Germany declared war on the US, we responded in kind. I suppose the liberals would have wanted us to surrender immediately.
“... that wars are not always inevitable. “
I suppose that there are some wars that were not inevitable but Hitler did not need anymore time to accrue resources and advance his tech than he got.
“FDRs unconditional surrender policy prolonged the war.
...
Think:
War ends in 1943. Hitler dead.
No invasion of Normandy.
No bloody battles across Europe.
No cities bombed flat/RRs and bridges downcountryside wrecked.
...
Russia stifledNO COLD WAR!
...
FDR was a jerk.”
Lots of faint hopes here, dressed up as real possibilities. Sad to say, they are all unprovable
The “unconditional surrender” policy wasn’t purely FDR’s idea; Great Britain and the USSR were heavily involved. And their nations were at least under as much of a threat. as the US.
“Unconditional surrender” came from the unhappy aftermath of the Great War (aka World War I). German leaders did not feel they’d been beaten in 1918, and stirred up their own citizens on that account (Nazism was just an excuse). Allies figured Germans were not trustworthy, and so ignored any peace overtures during World War II.

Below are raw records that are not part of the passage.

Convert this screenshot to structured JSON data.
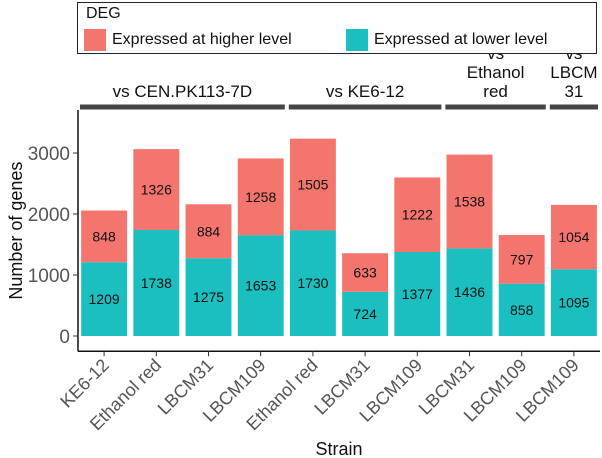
{
  "chart_data": {
    "type": "bar",
    "stacked": true,
    "title": "",
    "xlabel": "Strain",
    "ylabel": "Number of genes",
    "ylim": [
      0,
      3500
    ],
    "yticks": [
      0,
      1000,
      2000,
      3000
    ],
    "legend": {
      "title": "DEG",
      "placement": "top",
      "entries": [
        "Expressed at higher level",
        "Expressed at lower level"
      ]
    },
    "categories": [
      "KE6-12",
      "Ethanol red",
      "LBCM31",
      "LBCM109",
      "Ethanol red",
      "LBCM31",
      "LBCM109",
      "LBCM31",
      "LBCM109",
      "LBCM109"
    ],
    "series": [
      {
        "name": "Expressed at lower level",
        "color": "#1cbfc0",
        "values": [
          1209,
          1738,
          1275,
          1653,
          1730,
          724,
          1377,
          1436,
          858,
          1095
        ]
      },
      {
        "name": "Expressed at higher level",
        "color": "#f4756d",
        "values": [
          848,
          1326,
          884,
          1258,
          1505,
          633,
          1222,
          1538,
          797,
          1054
        ]
      }
    ],
    "groups": [
      {
        "label_lines": [
          "vs CEN.PK113-7D"
        ],
        "start": 0,
        "end": 3
      },
      {
        "label_lines": [
          "vs KE6-12"
        ],
        "start": 4,
        "end": 6
      },
      {
        "label_lines": [
          "vs",
          "Ethanol",
          "red"
        ],
        "start": 7,
        "end": 8
      },
      {
        "label_lines": [
          "vs",
          "LBCM",
          "31"
        ],
        "start": 9,
        "end": 9
      }
    ]
  }
}
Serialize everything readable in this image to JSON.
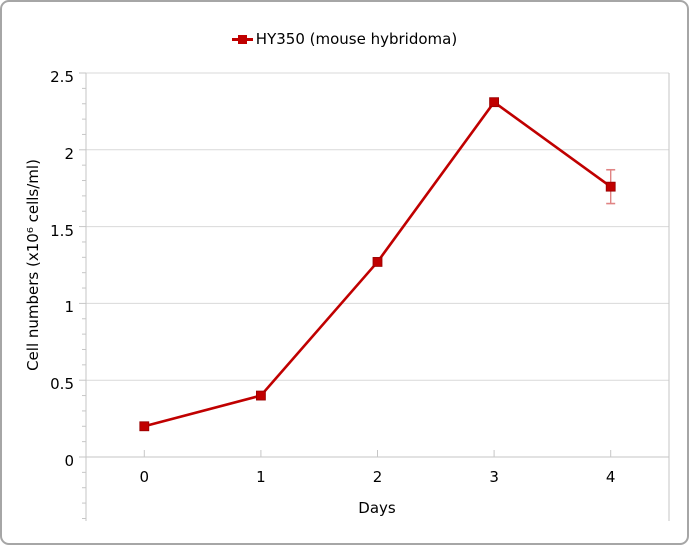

Anyone who thinks the USSR would not have been a threat after an early end to WWII is mistaken. By 1943 they were fielding divisions in amounts nearing 20 times more than Britain, Canada, and US combined.
Complaints about air strikes against Axis cities are only voiced by those who have no idea. By claiming to feel pity for the enemy, they are indulging in moral equivalizing. One might even call it a form of moral hubris - an odious form at that.
But all of this misses the point. The sequence of events must be: (1) win the war. (2) worry about morality. If you don’t succeed at (1), all need for (2) vanishes.
Insightful analysis, ConradoMontferrat ... and many of the other comments/discussions from other FR-pers, also.